目指せ!iPhoneアプリ開発エキスパート
第2回 iPhone SDKの入手と設定
今回は,実際のiPhoneアプリ開発に必要なSDKの入手方法,さらにその基本設定を中心に解説します。
iPhone SDKとは
第1回では,iPhoneの開発環境であるXcodeについて説明しました。そもそもXcodeは,基本的にMac向けのアプリケーションを開発するためのツールです。そこで,これを使ってiPhoneアプリを開発するために「iPhone SDK」という開発キットを追加でインストールする必要があります。iPhone SDKをインストールすることで,XcodeからCocoa Touchを使ったり,開発中のアプリをMac上で動かすための「iPhone シミューレータ」を使ったりできるようになります。
また,あらかじめXcodeがインストールされていない場合でも,iPhone SDKをインストールする際にXcodeを一緒にインストールすることができます。まずはiPhone SDKの入手から始めましょう。
iPhone SDKの導入
iPhone SDKはアップルのiPhone開発者向けWebサイトで配布されており,ダウンロードするためには「Apple ID」の登録(無料)が必要です。iTunesを使って音楽などをダウンロードしたことがある方や,オンラインのApple Storeで商品を購入したことがある方など,既にご自身のApple IDをお持ちの方はそれをそのまま使うことができます。持っていない方はこの機会にApple IDを取得しましょう。

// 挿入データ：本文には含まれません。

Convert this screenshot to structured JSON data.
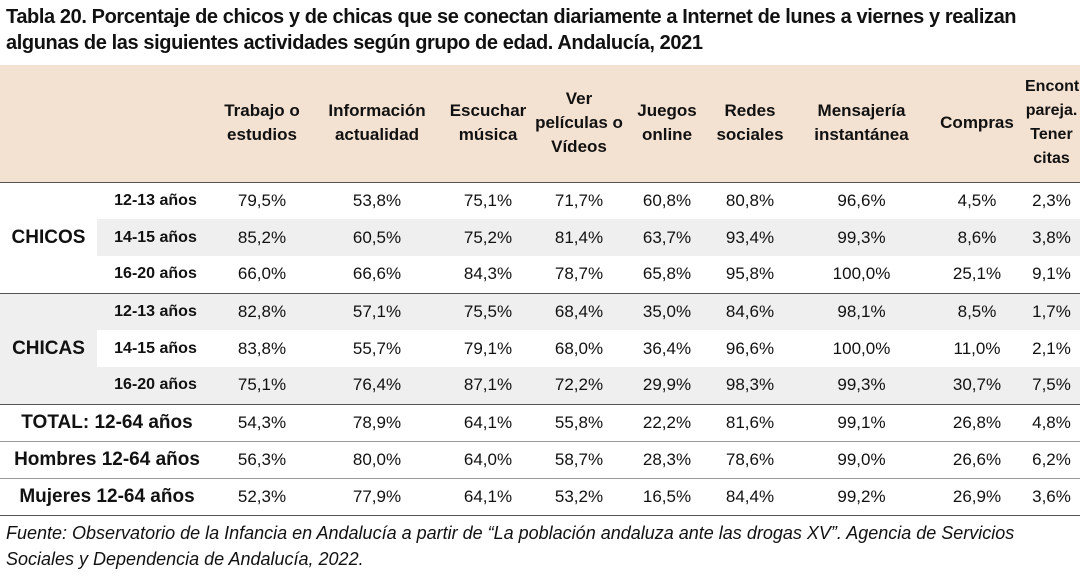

Apple Developer Connectionへアクセス
まずは,アップルの開発者向けウェブサイトである,Apple Developer Connectionへアクセスします。
- Apple Developer Connection (日本語)
http://developer.apple.com/jp/
iPhone Developer Programの中から,iPhone SDKのダウンロードリンクを探してクリックします。
ここから先は英語のページになりますが,書かれていることのすべてを理解する必要はありません。あせらずに進みましょう。
Apple IDの登録
すでに持っているApple IDを利用する場合は Log in(ログイン)を,新しくApple IDを作成する場合は Create Apple ID(Apple IDの作成)をクリックします。
必要事項を入力します。Apple IDを持っている場合でも,連絡先などの情報が追加で必要な場合があります。取得済みのApple IDで日本語の名前などを使用している場合,その部分が「??」などと表示される場合がありますが,気にせずに先へ進んでください。既存のApple IDでうまく登録できない場合は,新しいApple IDを作成しましょう。Apple IDは通常メールアドレスを使いますが,すでに他のアカウントを取得している場合はメールアドレスではない任意の名前でもかまいません。
先に進むといくつかの質問と選択肢が用意されていますが,わかる範囲で回答してください。規約に同意(チェックを入れて「I Agree」をクリック)すると,iPhoneアプリ開発者としてのApple IDが仮登録されると同時に,登録したメールアドレスに確認メールが届きます。メールの本文中に「Download Free SDK」のリンクがありますので,クリックして登録を完了してください。
iPhone Dev Centerへログイン
無事登録が完了すると,登録したApple IDを使ってiPhone Dev Centerにログインできます。上記メールのリンクをクリックすると,ログインされた状態でこのページが開きます。
- iPhone Dev Center
http://developer.apple.com/iphone/
ログインできていない場合は,右上の「Log in」をクリックし,Apple IDとパスワードを入力してログインします。
iPhone SDKのダウンロード
ログインしたら,ページの中からiPhone SDKのダウンロードリンクを探し,クリックしてダウンロードしましょう。iPhone SDK for iPhone X.X(X.XはiPhone OSのバージョン)のようなリンクがそれです。iPhone SDKにはXcodeも含まれているため,それなりにサイズが大きくダウンロードに時間がかかります。他にもいくつかのリンクが用意されていますが,今回ダウンロードするものはこの1つだけです。
iPhone SDKのインストール
ダウンロードが完了すると,いよいよインストールです。ダウンロードしたイメージを開き,中にある「iPhone SDK.mkpg」をダブルクリックして実行します。
「iPhone SDK のインストール」が表示されたら,画面の指示に従って先に進みます。途中,インストールの種類を選択するステップがありますが,何も変更せずに「続ける」をクリックしてインストールを進めてください。Xcodeなど必要なツールがインストールされていない場合でもすべて一緒にインストールされますので安心してください。
インストールは成功しましたか? それではさっそく,Xcodeを起動してみましょう。